Non ci sarà, forse, una sola Web tax ma due. La Commissione Europea ha scelto di procedere sue due strade e in due tempi, con una riforma legislativa da realizzarsi in tempi brevi e una di lungo periodo. L'obiettivo è unico: ribilanciare i costi/benefici della presenza di multinazionali tecnologiche, per lo più statunitensi, che operano nel Vecchio Continente con i propri servizi, facendo profitti che al momento non risultano tassati a dovere. Non sempre, infatti, alle attività europee di colossi come Facebook, Google, Amazon, Apple, Uber o Airbnb corrisponde una presenza fisica nel territorio Ue, mentre le attuali imposte gravano solo sulle filiali o divisioni materialmente residenti negli Stati membri.
A Bruxelles la Commissione ha quindi presentato due distinte proposte di riforma legislativa, una mirata a tamponare il problema nell'immediato e l'altra a trovare un assetto definitivo. La soluzione “temporanea” prevede, come già ipotizzato da alcune indiscrezioni, un'aliquota del 3% applicabile ai soli colossi con fatturato non inferiore a 750 milioni di euro, 50 dei quali generati in territorio europeo con la vendita di spazi pubblicitari (come nel caso di Google), di dati ad altre società (Facebook, e l'esempio è quanto mai attuale dopo lo scandalo di Cambridge Analytica) o di servizi di intermediazione fra aziende e clienti finali (come fanno, per esempio, Uber ed Airbnb).
In base alla proposta di legge, tali aziende dovrebbero versare il 3% del proprio fatturato derivante da tali attività in Europa (misura certo più penalizzante rispetto a un'aliquota calcolata solo sugli utili) e, secondo le stime di Bruxelles, l'Ue ne ricaverebbe un introito di circa 5 miliardi di euro all'anno. Tale tassa indiretta sarebbe comunque una misura temporanea, valida solo fino al varo della riforma di lungo termine.
Quest'ultima prevede, invece, che le aliquote per i colossi Web extra-Ue vengano calcolate in ciascun Paese membro anche se la società non ha una presenza fisica in quello Stato. La tassazione si applicherà a chi abbia in quel Paese e in ciascun anno fiscale almeno 100mila utenti finali per i propri servizi o almeno tremila contratti commerciali in corso o un fatturato di almeno 7 milioni di euro. Questi parametri definiranno le società Web sulla base della loro “presenza digitale” in una data geografia e a prescindere dalla presenza fisica.

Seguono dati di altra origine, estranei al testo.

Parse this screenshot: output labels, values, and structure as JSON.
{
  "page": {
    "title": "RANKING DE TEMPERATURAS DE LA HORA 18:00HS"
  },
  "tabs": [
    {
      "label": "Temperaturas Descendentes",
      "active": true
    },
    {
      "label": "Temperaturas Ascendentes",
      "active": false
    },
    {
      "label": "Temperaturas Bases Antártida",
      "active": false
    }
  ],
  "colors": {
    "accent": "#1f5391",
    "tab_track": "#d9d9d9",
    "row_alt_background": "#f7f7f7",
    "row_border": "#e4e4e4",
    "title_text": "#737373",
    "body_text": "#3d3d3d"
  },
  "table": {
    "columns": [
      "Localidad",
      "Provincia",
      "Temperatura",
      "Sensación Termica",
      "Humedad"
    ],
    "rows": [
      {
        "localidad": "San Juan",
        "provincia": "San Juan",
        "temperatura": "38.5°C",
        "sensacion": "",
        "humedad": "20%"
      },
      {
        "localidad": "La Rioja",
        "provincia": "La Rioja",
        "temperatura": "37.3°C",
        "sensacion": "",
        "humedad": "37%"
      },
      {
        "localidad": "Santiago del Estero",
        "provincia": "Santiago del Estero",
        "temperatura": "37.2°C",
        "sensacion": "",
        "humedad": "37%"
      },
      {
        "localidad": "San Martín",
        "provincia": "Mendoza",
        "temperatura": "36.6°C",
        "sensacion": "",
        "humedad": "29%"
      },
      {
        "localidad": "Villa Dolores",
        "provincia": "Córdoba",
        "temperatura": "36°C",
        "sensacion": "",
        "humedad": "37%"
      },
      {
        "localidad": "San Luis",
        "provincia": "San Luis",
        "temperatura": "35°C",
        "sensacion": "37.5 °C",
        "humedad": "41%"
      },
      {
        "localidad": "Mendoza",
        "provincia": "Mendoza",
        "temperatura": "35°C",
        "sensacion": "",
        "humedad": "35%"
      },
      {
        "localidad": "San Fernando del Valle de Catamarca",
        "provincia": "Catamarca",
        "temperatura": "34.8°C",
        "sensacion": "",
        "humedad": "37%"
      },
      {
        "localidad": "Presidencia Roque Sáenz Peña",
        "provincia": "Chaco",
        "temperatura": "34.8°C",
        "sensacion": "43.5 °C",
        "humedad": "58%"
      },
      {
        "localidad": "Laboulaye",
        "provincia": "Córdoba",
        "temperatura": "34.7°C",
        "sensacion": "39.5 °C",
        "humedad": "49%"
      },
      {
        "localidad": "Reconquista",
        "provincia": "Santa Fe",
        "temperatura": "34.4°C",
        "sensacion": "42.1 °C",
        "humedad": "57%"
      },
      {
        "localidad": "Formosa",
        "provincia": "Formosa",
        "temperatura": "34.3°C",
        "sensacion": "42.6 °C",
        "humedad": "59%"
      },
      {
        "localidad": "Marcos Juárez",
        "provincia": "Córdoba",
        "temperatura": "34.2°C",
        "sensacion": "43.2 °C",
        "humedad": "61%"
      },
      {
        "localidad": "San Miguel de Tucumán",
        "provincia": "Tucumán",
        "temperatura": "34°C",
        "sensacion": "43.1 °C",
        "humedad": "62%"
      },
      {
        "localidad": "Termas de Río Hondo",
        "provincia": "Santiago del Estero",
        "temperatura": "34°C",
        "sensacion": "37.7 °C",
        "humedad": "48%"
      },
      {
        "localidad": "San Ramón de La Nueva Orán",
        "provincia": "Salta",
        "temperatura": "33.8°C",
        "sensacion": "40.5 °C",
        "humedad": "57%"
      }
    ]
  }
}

La proposta, sottolinea la Commissione, evita che si crei un mosaico incoerente di legislazioni nazionali e allo stesso tempo "garantisce un legame effettivo tra il luogo in cui gli utili sono realizzati e quello in cui sono tassati”. Mentre Italia, Francia, Germania e Spagna sono favorevoli, Paesi come Irlanda, Olanda, Lussembugo, Malta e Cipro sono preoccupati che questo giro di vite possa scoraggiare gli investimenti dei colossi digitali stranieri. Non a caso, è in questi Stati che aziende come Google, Amazon ed Apple possono ottenere vantaggiose condizioni fiscali, oltre a quelle climatiche particolarmente propizie per i data center.